Taking a look through antirez's redis sharding slides tonight, one of the bullet points really jumped out at me. From slide #11:

We are experiencing too much load. Let's add a new server.

There's this idea floating around that we can scale out our data services "just in time". Proponents of cloud computing frequently tout this as an advantage of such a platform. Got a load spike? No problem, just spin up a few new instances to handle the demand. It's a great sounding story, but sadly, things don't quite work that way.

First of all, we don't have any information about the "load". From the statement, we can assume that we're running low on some kind of resource. But, what kind of resource? Network resources, disk resources, CPU resources, memory resources?
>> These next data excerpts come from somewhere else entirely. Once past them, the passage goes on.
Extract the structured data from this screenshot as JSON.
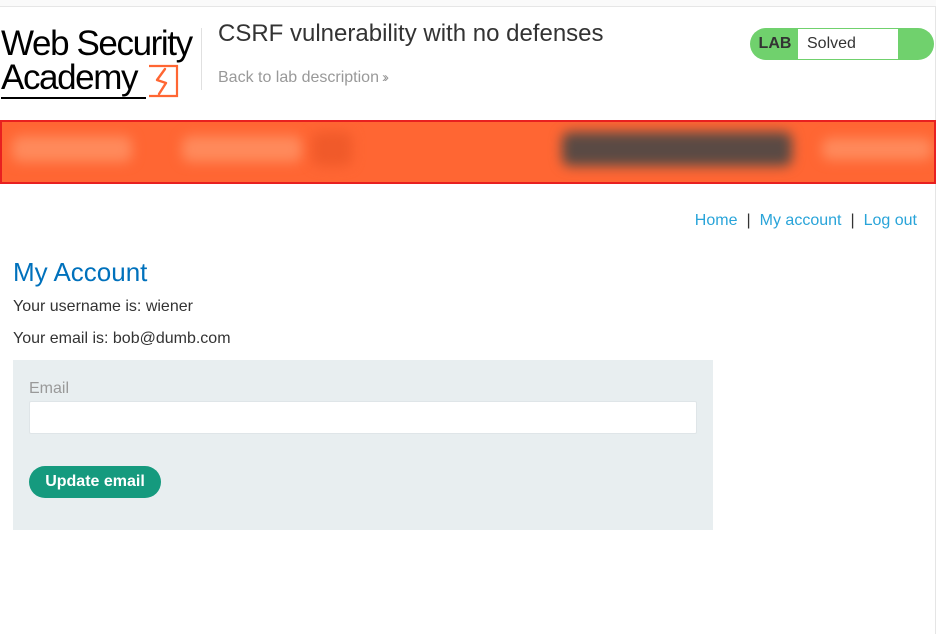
{
  "header": {
    "logo": {
      "line1": "Web Security",
      "line2": "Academy",
      "icon": "flash-icon"
    },
    "lab_title": "CSRF vulnerability with no defenses",
    "back_link": "Back to lab description",
    "back_icon": "double-chevron-right-icon",
    "status": {
      "tag": "LAB",
      "state": "Solved",
      "color": "#70d16d"
    }
  },
  "banner": {
    "color": "#ff6633",
    "border_color": "#e82020"
  },
  "nav": {
    "home": "Home",
    "separator": "|",
    "my_account": "My account",
    "log_out": "Log out"
  },
  "main": {
    "heading": "My Account",
    "username_line": "Your username is: wiener",
    "email_line": "Your email is: bob@dumb.com",
    "form": {
      "email_label": "Email",
      "email_value": "",
      "submit_label": "Update email"
    }
  },
  "colors": {
    "link": "#29a4d9",
    "heading": "#0071bc",
    "button": "#159a7e",
    "panel": "#e8eef0"
  }
}
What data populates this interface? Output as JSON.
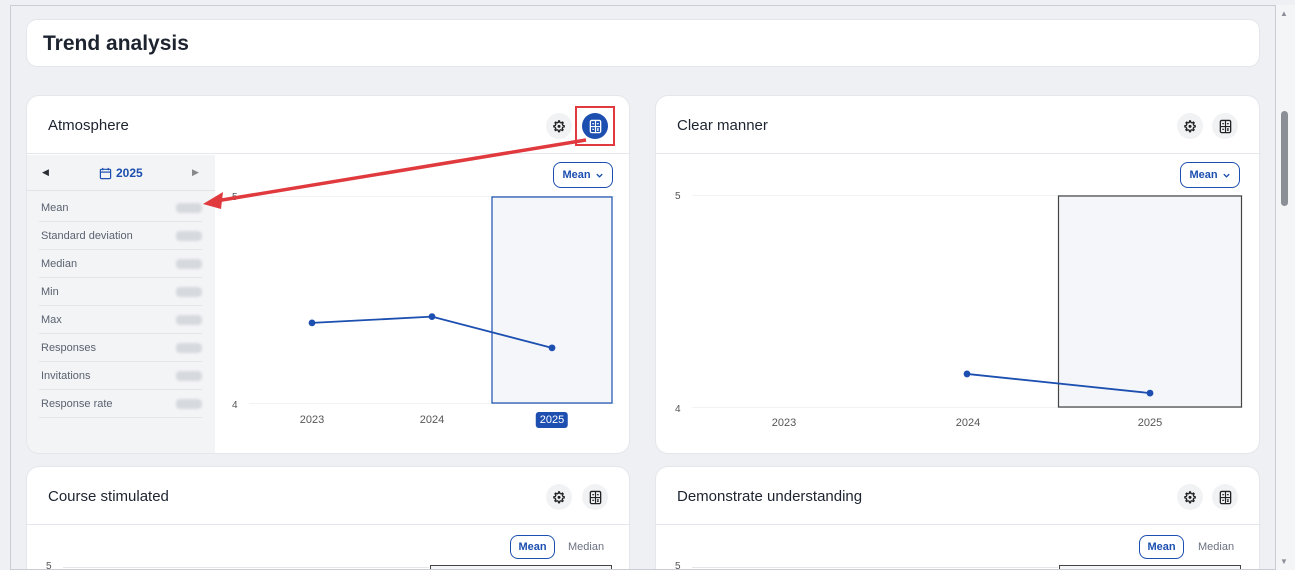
{
  "page": {
    "title": "Trend analysis"
  },
  "cards": [
    {
      "title": "Atmosphere",
      "stats_panel": {
        "year": "2025",
        "rows": [
          "Mean",
          "Standard deviation",
          "Median",
          "Min",
          "Max",
          "Responses",
          "Invitations",
          "Response rate"
        ]
      },
      "measure_select": "Mean",
      "chart_data": {
        "type": "line",
        "x": [
          "2023",
          "2024",
          "2025"
        ],
        "values": [
          4.39,
          4.42,
          4.27
        ],
        "ylim": [
          4,
          5
        ],
        "y_ticks": [
          "5",
          "4"
        ],
        "highlight": "2025"
      }
    },
    {
      "title": "Clear manner",
      "measure_select": "Mean",
      "chart_data": {
        "type": "line",
        "x": [
          "2023",
          "2024",
          "2025"
        ],
        "values": [
          null,
          4.16,
          4.07
        ],
        "ylim": [
          4,
          5
        ],
        "y_ticks": [
          "5",
          "4"
        ],
        "highlight": "2025"
      }
    },
    {
      "title": "Course stimulated",
      "toggle": {
        "active": "Mean",
        "other": "Median"
      },
      "y_top": "5"
    },
    {
      "title": "Demonstrate understanding",
      "toggle": {
        "active": "Mean",
        "other": "Median"
      },
      "y_top": "5"
    }
  ],
  "icons": {
    "settings": "settings-cog-icon",
    "calculator": "calculator-icon",
    "calendar": "calendar-icon",
    "chevron": "chevron-down-icon"
  },
  "colors": {
    "accent": "#1c4fb0",
    "highlight_red": "#e0393e"
  }
}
All of the above?

Moving data on to a new machine is a resource-intensive process. At the very least, if the data is stored entirely in memory, replicating data to a new machine and splitting a partition is going to require CPU and network resources (and probably some memory). If the data is stored on hard drives, bootstrapping a new node will consume network, disk, CPU and memory resources. So, the process of adding capacity is going to add load before it can relieve any.

If we're maxed out of one of the resources we need to add capacity, attempting to spin up a new node is only going to make the situation worse. If you're maxing out your disk array's IOPS capacity, for example, and bootstrapping a new node requires reading data from that disk array, you're in trouble. If you need memory to add a node, and you're out of memory, you're in trouble. Let me say it again: adding a node to a storage cluster is not free.

If you have enough data and traffic to make a clustered database relevant, capacity has to be planned carefully. You have to use your system and application metrics to develop an understanding of your usage patterns. You may not always be able to predict when traffic spikes will occur, but in general, it's possible to know in advance roughly how large they might be.

You can focus on writing your app and let Mongo focus on scaling it. - Kristina Chodorow

If you take at face value the marketing materials of many NoSQL database vendors, you'd think that with a horizontally scalable data store, operations engineering simply isn't necessary. Recent high profile outages suggest otherwise.

How is this issue triggered? ... Systems are at or over capacity.

MongoDB, Redis-cluster (if and when it ships), Cassandra, Riak, Voldemort, and friends are tools that may be able to help you scale your data storage to varying degrees. Compared to sharding a relational database by hand, using a partitioned data store may even reduce operations costs at scale. But fundamentally, no software can use system resources that aren't there.